Le choix du patch par rapport à d’autres techniques de diffusion de mises à jour s’est imposé à nous car, d’une part, le patch permet plus facilement de transmettre les mises à jour à des tiers qui utilise notre technologie sur leur infrastructure et, d’autre part, car il permet d’enrober la mise à jour de tout un ensemble de sécurités qui nous semblent critiques et qu'on détaillera ci-dessous.
 
Un prérequis de base, qui peut sembler évident, est de disposer AVANT la mise à jour d'une copie de sauvegarde des données à distance ainsi qu’une architecture de secours. C’est la sécurité ultime dans l’hypothèse où tout devait se passer affreusement ou horriblement mal.

Branle-bas de combat

Une fois le patch prêt et testé, il est copié en production puis exécuté pour démarrer la mise à jour. Le patch s’assure d'abord de la compatibilité de l’environnement dans lequel il est installé. C’est à dire qu'il vérifie les versions des logiciels installés, la cohérence des données et si la plateforme est dans une version supportée par le dit patch.
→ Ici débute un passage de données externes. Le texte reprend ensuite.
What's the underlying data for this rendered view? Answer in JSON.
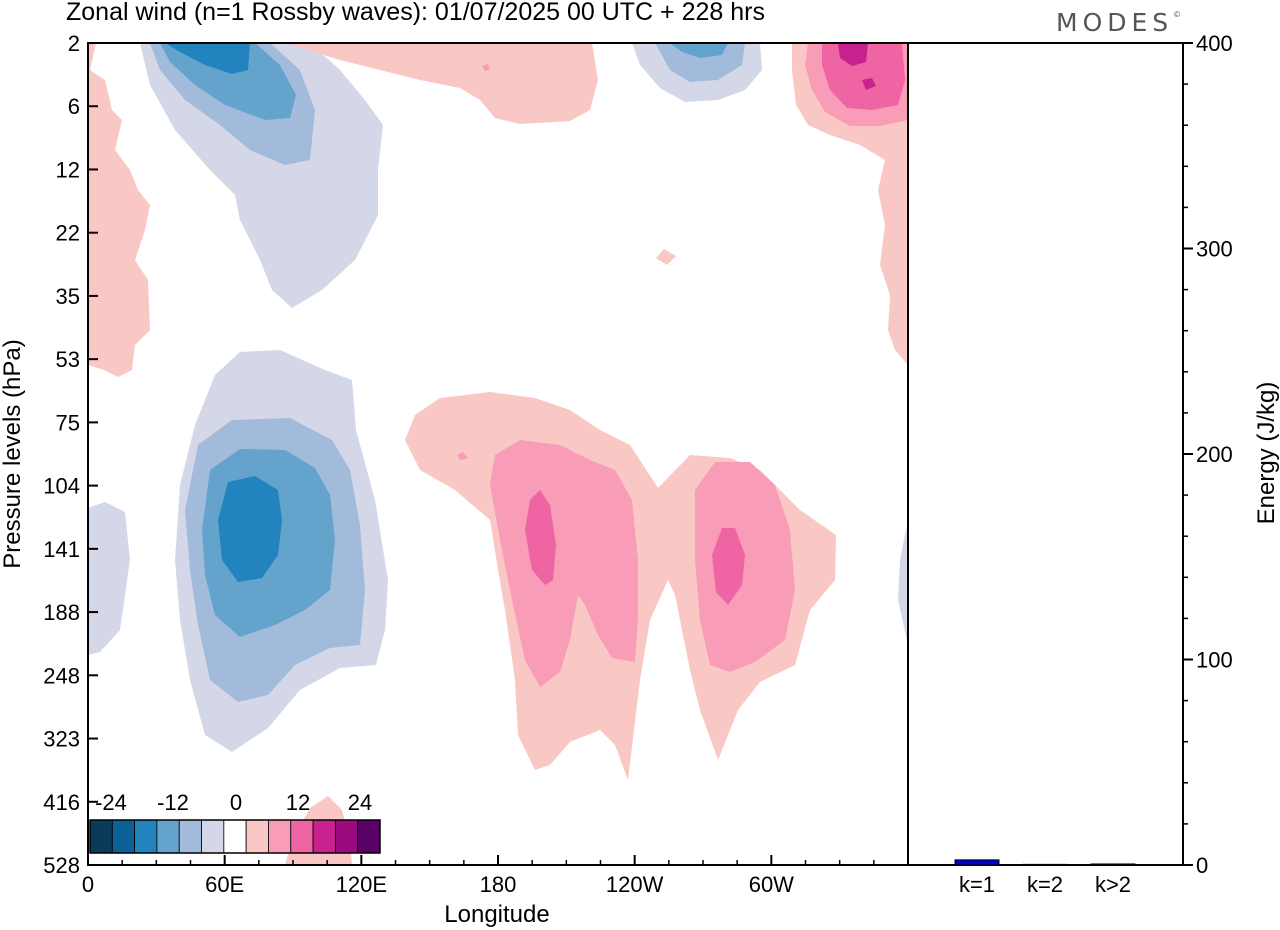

Le patch arrête ensuite tous les services qui doivent l’être pour leur mise à jour : apache, démons, mysql, serveur ftp. La mise à jour peut maintenant commencer en tout sérénité. Le patch crée une nouvelle copie complète du code source dans un dossier qui contient déjà toutes les versions antérieures. Un simple lien symbolique désigne le dossier qui contient la dernière version. Cela permet facilement de passer d’une version à une autre en modifiant un lien symbolique.
 
Un lien symbolique est une sorte d’alias qui peut pointer vers un fichier ou un dossier existant. Imaginons deux répertoires qui contiennent des versions différentes d’un même logiciel :
$ mkdir version1 version2 
$ ls 
version1 version2
On peux alors créer un lien symbolique "courant" qui pointe vers "version2" :
$ ln -s version2 courant
$ ls
courant version1 version2
En prenant l’habitude de toujours utiliser les sources dans "courant", on pourra faciliter la mise à jour du logiciel lors de la prochaine version :
$ mkdir version3
$ ln -sf version3 courant
Maintenant "courant" pointe vers "version3".

Les bases de données principales et celles de tous les sites sont ensuite scannées et mises à jour au besoin. Pour ça, nous avons disposé dans chaque base de données une table contenant un petit compteur indiquant dans quelle version elle est. Le patch peut alors déterminer quelle série de requêtes SQL il doit accomplir en comparant ce compteur avec sa version interne.
 
Le patch vérifie ensuite la cohérence des données avant de relancer tous les services qui avaient été arrêtés. Puis, ultime étape, il lance un ensemble de tests automatiques pour vérifier que tout à l’air de bien fonctionner. L’exécution du patch aura duré un peu moins de 10 minutes.
 
Une des dernières vérifications en date est un système de test de non-régression par carottage. Le principe est de collecter des échantillons de code HTML issus d’un panel représentatif de nos sites. Nous allons par exemple insister sur le catalogue produits ou le tunnel de commande des sites e-commerce, et sur le blog ou les pages de contenus des sites institutionnels. La comparaison des échantillons avant et après la mise à jour pourra garantir que les sites n’ont pas été altérés.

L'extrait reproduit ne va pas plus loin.